Por Tatiana Santos
O Dia Nacional de Conscientização sobre a Fissura Labiopalatina é celebrado nesta quarta-feira (24/06). Popularmente chamada de lábio leporino, é uma condição genética que afeta milhares de nascimentos anualmente no Brasil. A data ganha o rosto e a voz de histórias reais de superação, como a da agente comercial itabirana Larissa Rocha. Nascida com a malformação bilateral, ela enfrentou uma jornada de 15 cirurgias e hoje utiliza sua vivência para conscientização e autoaceitação.
A infância e a adolescência da itabirana foram marcadas por uma intensa rotina hospitalar, e fora dos consultórios pelo desafio de lidar com o preconceito, o bullying e até as agressões físicas na escola. Ela relembra que a família sempre um local seguro de amor e carinho. Porém, nas ruas a rejeição foi algo doloroso durante a sua fase de formação.

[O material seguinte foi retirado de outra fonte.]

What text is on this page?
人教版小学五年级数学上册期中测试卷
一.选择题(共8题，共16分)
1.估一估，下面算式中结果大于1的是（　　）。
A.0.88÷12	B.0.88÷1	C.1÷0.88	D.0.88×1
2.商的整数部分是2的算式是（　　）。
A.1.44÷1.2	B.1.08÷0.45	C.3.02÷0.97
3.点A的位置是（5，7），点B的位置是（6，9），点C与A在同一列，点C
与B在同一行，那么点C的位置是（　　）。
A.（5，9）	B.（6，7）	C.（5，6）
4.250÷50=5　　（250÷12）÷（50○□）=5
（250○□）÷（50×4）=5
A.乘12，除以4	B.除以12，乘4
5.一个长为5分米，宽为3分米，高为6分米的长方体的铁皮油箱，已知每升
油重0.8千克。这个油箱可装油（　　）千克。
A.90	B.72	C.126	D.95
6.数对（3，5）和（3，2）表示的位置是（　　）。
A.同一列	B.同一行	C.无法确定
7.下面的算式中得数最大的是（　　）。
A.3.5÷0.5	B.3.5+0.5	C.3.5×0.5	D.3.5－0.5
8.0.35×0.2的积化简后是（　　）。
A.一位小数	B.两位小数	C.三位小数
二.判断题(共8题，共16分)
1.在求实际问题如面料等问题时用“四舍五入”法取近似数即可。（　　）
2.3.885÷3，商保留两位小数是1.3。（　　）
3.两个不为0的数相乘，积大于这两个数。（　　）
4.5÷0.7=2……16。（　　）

Mas a reviravolta em sua história aconteceu quando ela decidiu ressignificar suas marcas e assumir o controle da própria vida: “Eu aprendi a me amar quando eu me incluí na minha história, quando eu comecei a ver que eu que tinha que me respeitar”, afirma, recordando o momento em que o amor próprio venceu os julgamentos.
O tratamento foi realizado em Bauru (SP), que é referência mundial para malformações craniofaciais, sendo viabilizado pelo suporte do SUS e do Tratamento Fora de Domicílio (TFD) de Itabira. Com as cirurgias, Larissa alcançou a reabilitação física e o fortalecimento emocional. A itabirana destacou que o suporte municipal foi fundamental para o sucesso do tratamento, garantindo hospedagem, alimentação e passagens para as viagens a São Paulo sem gastos para sua família.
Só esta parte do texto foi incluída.